Going back to predicting the future business, the good news though is, that we should get a pretty good clue very soon, maybe even next week.
The markets made a nice but predictable rebound to the 200 days MA and if they can't decisively break, the bear will be confirmed. If the rally continues, another leg of the bull is on the way and should last for several more months, and likely the retest of old tops at just above 1500 for the SPX is eventually in cards.
The resolution of this setup will dictate how the other markets will fare, whether the dollar, gold or crude.
Having said that, lets look at the setups in those markets.
US Dollar has made an honest attempt at the launch two weeks ago, but the second-stage engines did not fire and it failed to archive the escape velocity last week, printing in the end indecision to bearish weekly candle.

Interestingly, Australian Dollar may be drawing an inverse head and shoulders bottom.

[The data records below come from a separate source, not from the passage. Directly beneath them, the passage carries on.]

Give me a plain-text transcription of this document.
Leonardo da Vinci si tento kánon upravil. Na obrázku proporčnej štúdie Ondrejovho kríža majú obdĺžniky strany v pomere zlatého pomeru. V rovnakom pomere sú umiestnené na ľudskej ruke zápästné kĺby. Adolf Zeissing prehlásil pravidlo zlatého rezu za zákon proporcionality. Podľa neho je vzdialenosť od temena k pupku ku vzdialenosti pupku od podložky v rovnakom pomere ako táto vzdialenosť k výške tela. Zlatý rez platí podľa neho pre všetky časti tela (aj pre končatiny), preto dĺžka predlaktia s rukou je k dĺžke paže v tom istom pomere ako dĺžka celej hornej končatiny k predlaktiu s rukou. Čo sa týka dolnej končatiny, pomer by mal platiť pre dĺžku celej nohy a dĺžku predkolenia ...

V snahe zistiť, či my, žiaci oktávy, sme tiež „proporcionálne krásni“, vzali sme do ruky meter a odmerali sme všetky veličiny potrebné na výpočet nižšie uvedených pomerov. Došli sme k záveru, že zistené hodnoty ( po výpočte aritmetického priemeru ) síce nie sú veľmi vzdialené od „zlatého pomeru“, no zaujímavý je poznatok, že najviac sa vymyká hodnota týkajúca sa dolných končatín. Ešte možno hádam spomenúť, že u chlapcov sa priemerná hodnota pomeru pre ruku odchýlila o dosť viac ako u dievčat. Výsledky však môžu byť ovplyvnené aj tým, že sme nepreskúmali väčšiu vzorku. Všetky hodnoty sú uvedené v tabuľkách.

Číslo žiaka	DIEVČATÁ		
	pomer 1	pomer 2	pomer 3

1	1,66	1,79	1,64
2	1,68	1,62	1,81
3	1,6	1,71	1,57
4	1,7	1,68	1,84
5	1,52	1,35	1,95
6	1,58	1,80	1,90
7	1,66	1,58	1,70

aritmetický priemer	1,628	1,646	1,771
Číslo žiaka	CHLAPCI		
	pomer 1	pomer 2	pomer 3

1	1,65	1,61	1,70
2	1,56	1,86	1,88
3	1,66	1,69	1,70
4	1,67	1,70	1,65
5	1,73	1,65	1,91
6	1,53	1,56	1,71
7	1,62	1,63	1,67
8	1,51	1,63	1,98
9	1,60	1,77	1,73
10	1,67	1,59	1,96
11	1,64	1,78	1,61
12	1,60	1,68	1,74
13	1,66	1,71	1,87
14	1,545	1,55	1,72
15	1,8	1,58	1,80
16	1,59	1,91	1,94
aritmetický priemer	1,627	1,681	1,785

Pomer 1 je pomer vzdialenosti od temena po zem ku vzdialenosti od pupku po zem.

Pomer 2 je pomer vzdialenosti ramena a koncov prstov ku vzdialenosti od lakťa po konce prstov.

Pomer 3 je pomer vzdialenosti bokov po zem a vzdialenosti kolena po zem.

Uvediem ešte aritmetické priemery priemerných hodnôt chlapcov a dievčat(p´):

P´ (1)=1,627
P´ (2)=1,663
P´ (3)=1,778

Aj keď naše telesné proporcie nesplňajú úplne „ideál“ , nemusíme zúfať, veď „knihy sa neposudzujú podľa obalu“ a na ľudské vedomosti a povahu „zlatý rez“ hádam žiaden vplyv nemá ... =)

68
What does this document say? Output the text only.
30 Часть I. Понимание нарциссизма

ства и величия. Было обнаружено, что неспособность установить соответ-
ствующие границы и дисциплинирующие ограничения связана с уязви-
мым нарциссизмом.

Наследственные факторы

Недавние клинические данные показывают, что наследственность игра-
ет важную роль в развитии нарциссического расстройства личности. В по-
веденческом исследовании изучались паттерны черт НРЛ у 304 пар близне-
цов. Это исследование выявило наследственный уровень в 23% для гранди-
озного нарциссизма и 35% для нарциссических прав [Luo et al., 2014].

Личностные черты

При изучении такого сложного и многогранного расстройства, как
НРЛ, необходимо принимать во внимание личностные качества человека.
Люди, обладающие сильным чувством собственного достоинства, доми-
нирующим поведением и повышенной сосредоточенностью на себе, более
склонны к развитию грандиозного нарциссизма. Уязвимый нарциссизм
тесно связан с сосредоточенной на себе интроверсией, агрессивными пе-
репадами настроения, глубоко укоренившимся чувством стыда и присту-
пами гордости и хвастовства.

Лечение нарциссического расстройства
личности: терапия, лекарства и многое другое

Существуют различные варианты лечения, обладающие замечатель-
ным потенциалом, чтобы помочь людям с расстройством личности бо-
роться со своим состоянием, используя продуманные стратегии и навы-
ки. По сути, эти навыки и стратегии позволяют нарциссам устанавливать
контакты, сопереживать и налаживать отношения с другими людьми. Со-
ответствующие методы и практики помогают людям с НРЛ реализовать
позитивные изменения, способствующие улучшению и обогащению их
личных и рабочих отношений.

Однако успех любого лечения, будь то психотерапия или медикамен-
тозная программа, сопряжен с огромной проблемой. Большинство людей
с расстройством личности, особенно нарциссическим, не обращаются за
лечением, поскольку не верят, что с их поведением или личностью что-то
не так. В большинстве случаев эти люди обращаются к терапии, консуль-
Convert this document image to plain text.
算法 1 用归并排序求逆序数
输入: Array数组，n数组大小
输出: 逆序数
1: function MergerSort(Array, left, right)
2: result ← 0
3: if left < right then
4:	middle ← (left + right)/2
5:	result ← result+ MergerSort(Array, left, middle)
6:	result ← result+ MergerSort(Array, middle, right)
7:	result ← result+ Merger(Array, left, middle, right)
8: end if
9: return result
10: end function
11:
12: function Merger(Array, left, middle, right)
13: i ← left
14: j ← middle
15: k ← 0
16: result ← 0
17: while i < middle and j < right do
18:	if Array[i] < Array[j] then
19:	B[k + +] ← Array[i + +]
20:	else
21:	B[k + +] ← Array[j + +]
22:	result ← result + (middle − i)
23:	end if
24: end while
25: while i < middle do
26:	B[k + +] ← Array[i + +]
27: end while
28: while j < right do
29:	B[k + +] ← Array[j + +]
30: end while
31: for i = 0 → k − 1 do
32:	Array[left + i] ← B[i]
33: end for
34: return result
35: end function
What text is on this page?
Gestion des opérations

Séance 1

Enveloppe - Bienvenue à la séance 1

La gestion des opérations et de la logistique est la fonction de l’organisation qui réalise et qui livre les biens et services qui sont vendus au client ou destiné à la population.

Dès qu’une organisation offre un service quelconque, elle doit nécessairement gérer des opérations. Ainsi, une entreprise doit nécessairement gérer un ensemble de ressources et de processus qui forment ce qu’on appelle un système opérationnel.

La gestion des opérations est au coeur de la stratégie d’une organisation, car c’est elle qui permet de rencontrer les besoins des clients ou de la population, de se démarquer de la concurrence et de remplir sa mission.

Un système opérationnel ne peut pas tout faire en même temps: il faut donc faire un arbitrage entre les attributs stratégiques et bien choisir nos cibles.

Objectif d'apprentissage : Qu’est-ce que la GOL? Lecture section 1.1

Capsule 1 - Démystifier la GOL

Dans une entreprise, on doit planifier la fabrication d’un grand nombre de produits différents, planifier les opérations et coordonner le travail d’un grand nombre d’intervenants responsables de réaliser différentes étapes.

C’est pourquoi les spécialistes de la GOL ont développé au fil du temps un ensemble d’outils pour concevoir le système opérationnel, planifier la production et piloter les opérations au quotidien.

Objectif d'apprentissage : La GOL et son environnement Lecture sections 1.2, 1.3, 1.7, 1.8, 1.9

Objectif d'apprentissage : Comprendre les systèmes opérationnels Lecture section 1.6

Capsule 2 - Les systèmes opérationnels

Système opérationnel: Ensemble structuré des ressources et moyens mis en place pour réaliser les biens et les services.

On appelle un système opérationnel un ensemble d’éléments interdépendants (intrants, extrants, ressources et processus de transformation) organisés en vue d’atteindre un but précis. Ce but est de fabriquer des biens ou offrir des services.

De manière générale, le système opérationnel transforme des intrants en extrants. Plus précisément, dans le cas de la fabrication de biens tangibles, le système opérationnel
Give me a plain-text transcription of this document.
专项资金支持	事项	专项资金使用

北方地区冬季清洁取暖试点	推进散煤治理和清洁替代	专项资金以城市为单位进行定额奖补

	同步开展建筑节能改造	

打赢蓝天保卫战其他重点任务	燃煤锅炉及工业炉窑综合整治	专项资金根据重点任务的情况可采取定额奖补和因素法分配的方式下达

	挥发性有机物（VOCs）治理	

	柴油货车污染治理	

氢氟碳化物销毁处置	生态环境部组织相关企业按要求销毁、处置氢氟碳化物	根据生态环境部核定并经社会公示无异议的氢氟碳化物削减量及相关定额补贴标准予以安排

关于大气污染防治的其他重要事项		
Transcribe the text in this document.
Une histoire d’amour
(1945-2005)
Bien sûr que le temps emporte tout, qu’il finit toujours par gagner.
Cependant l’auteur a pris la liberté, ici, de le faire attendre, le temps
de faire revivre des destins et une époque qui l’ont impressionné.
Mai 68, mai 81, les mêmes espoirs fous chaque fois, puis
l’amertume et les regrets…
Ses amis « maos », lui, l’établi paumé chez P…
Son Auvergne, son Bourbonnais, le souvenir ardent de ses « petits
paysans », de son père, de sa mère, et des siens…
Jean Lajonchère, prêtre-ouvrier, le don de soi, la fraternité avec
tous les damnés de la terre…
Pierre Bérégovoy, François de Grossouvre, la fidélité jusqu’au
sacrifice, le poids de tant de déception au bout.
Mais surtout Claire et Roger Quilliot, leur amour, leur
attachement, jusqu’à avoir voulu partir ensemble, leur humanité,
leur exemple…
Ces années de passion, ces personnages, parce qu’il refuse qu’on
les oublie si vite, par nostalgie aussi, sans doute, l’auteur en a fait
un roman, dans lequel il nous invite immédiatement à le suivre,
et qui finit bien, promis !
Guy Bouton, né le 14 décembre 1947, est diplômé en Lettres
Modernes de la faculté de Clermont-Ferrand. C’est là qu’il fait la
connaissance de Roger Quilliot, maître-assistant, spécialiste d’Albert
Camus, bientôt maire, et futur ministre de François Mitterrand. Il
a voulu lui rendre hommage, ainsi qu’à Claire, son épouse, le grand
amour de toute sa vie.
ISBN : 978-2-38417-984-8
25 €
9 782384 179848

The fate of the XAD is also closely linked with gold and the PM miners. Interestingly, the miners seem to be leading gold on this rebound/rally (that's positive).
The GDX gold miners ETF and it's younger sibling GDXJ are clearly tracing ascending wedge patterns, that could turn out to be either very bearish or very bullish (ending versus leading diagonal respectively).
Crude oil has been behaving most bullishly of the pack, but pulled just to the resistance at 100 bucks and obviously still may turn on a dime if other markets falter.
And finally, bonds may have seen a historic once-in-a-lifetime top. But that also needs a confirmation.
On the side, it will be interesting to look at all of this 2 years from now.